Department of Pediatrics, School of Medicine, Texas Tech University Health Sciences Center, Amarillo, TX 79106, USA.
Nutr Res. 2012 May;32(5):347-56. doi: 10.1016/j.nutres.2012.03.015. Epub 2012 May 15.
Diabetic nephropathy is a complication of diabetes mellitus leading to end-stage renal disease. Oxidative stress and inflammation play a major role in the pathogenesis of diabetic nephropathy. Green tea, known for its antioxidant and anti-inflammatory properties, has been shown to be renoprotective. We hypothesized that (+)-catechin (CTN), a component of green tea, is responsible for the renoprotection. Our investigation of the therapeutic potential of CTN in streptozotocin-induced diabetic rats demonstrated for the first time that the effects of CTN treatment were comparable with the effects of an angiotensin-converting enzyme inhibitor (ACEi) enalapril for the treatment of albumin excretion. After 12 weeks of CTN treatment with 35 mg/d in the drinking water, urinary albumin excretion and plasma creatinine concentrations in all the diabetic treatment groups were reduced, compared with the diabetic group with no treatment. Urine creatinine and creatinine clearance were higher in diabetic groups treated with CTN and ACEi compared with the diabetic group with no treatment. Endothelin 1, lipid peroxidation, concentration of alanine transferase enzyme, and expression of fibronectin were lower in all the treatment groups compared with the diabetic group with no treatment. Concentrations of free thiols were higher in the CTN-treated group compared with the diabetic rats with no treatment. Our findings suggest that CTN has renoprotective properties comparable with ACEi, and coadministration of CTN and enalapril might be useful in reducing albumin excretion as well as improving endothelial function. (+)-Catechin might be successfully used in the future for clinical situations where ACEi is poorly tolerated or contraindicated.

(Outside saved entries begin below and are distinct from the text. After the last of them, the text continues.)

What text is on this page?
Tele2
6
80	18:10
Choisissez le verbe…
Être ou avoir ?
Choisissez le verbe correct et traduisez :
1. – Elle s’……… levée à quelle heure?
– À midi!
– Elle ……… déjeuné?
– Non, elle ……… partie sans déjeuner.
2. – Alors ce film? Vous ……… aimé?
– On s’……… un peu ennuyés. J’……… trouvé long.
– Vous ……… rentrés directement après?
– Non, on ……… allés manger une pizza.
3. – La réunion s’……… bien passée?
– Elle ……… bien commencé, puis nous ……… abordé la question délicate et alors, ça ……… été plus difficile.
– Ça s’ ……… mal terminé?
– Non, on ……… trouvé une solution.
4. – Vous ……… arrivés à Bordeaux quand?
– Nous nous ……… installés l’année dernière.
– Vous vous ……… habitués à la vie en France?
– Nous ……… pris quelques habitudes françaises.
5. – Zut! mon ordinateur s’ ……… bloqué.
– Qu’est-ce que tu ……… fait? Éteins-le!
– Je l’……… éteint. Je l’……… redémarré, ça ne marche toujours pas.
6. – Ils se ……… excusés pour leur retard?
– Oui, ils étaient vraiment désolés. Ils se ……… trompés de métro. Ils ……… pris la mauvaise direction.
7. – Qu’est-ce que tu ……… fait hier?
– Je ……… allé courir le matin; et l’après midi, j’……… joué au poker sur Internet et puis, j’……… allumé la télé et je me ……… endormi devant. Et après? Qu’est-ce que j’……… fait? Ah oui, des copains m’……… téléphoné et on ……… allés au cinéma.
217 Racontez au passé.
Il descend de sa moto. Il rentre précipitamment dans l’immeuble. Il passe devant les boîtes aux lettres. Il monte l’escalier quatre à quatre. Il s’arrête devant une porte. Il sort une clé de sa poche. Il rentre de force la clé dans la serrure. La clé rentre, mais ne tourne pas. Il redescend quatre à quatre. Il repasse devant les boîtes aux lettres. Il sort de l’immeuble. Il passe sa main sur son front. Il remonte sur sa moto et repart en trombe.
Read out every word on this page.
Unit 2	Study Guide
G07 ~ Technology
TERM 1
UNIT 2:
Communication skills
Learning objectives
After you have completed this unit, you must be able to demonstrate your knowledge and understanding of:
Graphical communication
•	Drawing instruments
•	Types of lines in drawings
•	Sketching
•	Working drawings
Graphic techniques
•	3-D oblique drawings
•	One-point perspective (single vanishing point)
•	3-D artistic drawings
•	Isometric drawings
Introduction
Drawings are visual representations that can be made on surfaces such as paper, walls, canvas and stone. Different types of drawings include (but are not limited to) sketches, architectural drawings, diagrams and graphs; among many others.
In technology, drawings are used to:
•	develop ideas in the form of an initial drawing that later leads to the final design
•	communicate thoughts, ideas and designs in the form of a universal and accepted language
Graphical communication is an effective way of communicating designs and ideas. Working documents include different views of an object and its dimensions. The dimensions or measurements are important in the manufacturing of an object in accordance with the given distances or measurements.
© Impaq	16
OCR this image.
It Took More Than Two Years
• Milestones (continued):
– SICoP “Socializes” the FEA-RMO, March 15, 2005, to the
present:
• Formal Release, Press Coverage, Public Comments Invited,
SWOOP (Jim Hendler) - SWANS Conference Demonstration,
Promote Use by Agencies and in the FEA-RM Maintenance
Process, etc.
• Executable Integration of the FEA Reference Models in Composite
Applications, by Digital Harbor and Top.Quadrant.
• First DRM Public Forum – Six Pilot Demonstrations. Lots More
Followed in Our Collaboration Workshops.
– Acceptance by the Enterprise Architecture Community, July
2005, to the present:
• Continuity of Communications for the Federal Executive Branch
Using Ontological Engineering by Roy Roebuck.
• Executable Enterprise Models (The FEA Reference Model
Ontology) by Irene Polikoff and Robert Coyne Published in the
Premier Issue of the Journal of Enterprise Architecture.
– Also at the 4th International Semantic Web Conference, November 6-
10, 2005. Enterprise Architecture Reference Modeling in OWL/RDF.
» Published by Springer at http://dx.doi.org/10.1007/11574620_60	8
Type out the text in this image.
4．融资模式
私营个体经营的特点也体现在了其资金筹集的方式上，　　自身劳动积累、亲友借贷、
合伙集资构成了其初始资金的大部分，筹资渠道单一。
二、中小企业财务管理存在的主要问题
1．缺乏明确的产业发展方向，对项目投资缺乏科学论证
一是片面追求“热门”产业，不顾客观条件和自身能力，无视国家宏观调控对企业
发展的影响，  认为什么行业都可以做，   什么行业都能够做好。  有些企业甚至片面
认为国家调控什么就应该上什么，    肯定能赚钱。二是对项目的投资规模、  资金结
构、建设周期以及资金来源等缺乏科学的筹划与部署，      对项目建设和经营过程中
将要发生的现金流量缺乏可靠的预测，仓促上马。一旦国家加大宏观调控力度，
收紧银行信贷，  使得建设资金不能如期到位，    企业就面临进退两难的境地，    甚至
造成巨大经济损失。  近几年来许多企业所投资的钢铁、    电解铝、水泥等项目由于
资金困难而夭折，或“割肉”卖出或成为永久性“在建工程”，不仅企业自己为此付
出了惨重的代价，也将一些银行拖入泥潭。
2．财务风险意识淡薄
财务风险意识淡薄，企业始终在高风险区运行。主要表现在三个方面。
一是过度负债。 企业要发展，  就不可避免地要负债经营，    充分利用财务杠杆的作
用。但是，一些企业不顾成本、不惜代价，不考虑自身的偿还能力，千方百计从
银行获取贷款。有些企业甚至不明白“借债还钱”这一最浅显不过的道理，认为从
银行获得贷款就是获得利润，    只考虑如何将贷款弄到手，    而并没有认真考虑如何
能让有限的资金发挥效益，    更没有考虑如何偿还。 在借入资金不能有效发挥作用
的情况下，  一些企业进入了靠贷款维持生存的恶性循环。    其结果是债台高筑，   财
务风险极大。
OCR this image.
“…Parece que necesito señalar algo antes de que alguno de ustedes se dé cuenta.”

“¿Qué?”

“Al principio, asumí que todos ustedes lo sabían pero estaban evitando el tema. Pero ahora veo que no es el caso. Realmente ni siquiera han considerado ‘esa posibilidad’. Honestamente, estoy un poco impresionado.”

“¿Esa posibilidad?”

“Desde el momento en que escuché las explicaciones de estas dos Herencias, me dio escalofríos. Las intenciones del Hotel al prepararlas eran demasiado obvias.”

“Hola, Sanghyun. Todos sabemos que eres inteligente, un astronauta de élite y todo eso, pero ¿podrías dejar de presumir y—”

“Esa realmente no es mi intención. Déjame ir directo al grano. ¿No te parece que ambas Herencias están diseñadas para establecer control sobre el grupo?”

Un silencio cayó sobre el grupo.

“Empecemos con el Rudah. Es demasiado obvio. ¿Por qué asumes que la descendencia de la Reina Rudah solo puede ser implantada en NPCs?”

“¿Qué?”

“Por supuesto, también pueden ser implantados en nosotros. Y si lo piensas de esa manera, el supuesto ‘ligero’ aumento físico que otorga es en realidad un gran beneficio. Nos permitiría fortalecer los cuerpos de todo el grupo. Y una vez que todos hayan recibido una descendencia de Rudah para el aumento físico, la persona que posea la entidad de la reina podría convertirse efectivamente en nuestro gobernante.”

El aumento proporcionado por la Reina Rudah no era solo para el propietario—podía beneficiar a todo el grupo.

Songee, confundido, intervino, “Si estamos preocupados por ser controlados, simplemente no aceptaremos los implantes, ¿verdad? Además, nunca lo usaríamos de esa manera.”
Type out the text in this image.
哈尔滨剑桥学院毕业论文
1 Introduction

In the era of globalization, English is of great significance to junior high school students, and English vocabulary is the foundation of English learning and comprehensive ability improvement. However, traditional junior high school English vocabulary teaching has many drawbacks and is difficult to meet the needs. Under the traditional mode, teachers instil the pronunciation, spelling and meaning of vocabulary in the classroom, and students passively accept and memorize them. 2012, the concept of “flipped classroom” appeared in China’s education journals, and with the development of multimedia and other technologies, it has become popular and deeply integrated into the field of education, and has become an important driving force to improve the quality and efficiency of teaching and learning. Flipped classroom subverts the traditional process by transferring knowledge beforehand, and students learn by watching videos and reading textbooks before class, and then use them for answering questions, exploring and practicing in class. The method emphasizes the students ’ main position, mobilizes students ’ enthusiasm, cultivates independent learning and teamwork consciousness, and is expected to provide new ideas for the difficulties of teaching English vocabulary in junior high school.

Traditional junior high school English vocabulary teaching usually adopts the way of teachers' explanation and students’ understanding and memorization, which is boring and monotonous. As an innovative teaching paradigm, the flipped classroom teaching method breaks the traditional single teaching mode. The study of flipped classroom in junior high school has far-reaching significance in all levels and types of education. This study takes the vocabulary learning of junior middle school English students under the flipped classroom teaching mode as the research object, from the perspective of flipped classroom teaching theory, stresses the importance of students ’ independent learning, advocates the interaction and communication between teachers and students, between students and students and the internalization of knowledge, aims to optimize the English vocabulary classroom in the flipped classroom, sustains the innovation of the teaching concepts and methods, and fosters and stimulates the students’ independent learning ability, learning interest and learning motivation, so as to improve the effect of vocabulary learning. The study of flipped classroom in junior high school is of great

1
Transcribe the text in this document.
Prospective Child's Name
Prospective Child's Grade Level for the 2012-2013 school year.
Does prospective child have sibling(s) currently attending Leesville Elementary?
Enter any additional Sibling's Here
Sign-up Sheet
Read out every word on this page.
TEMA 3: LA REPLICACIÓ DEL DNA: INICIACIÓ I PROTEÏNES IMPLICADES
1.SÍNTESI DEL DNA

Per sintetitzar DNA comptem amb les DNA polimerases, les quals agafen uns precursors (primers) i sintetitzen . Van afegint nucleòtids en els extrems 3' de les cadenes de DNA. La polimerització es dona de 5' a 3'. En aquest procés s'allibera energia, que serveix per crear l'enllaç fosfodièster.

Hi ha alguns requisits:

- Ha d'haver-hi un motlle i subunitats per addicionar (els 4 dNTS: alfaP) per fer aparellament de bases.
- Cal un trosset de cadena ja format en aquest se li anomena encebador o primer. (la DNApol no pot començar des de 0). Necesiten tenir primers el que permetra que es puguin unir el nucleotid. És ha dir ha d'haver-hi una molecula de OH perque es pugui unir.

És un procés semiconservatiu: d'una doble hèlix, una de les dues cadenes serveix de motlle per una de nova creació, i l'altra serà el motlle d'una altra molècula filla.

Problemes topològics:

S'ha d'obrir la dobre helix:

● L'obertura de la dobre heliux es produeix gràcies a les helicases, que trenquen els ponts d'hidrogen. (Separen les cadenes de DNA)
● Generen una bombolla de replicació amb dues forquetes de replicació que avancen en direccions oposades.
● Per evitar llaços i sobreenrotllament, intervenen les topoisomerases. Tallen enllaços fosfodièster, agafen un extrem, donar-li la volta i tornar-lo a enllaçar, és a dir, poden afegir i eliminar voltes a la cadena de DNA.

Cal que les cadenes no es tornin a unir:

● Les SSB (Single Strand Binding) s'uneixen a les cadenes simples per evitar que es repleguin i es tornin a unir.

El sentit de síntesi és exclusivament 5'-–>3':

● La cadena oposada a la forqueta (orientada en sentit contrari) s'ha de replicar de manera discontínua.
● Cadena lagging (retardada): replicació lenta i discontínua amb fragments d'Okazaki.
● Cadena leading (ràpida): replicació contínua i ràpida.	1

糖尿病肾病是糖尿病导致终末期肾病的一种并发症。氧化应激和炎症在糖尿病肾病的发病机制中起主要作用。绿茶以其抗氧化和抗炎特性而闻名,已被证明具有肾脏保护作用。我们假设(+)-儿茶素(CTN),绿茶的一种成分,是肾脏保护的原因。我们首次调查了 CTN 治疗链脲佐菌素诱导的糖尿病大鼠的治疗潜力,结果表明 CTN 治疗的效果可与血管紧张素转换酶抑制剂(ACEi)依那普利治疗白蛋白排泄相媲美。在饮用水中用 35mg/d 的 CTN 治疗 12 周后,与未治疗的糖尿病组相比,所有糖尿病治疗组的尿白蛋白排泄和血浆肌酐浓度均降低。与未治疗的糖尿病组相比,用 CTN 和 ACEi 治疗的糖尿病组的尿肌酐和肌酐清除率更高。与未治疗的糖尿病组相比,所有治疗组的内皮素 1、脂质过氧化、丙氨酸转移酶浓度和纤维连接蛋白表达均降低。与未治疗的糖尿病大鼠相比,CTN 治疗组的游离巯基浓度更高。我们的发现表明,CTN 具有与 ACEi 相当的肾脏保护特性,联合使用 CTN 和依那普利可能有助于减少白蛋白排泄并改善内皮功能。(+)-儿茶素可能在未来在 ACEi 耐受性差或禁忌的临床情况下成功使用。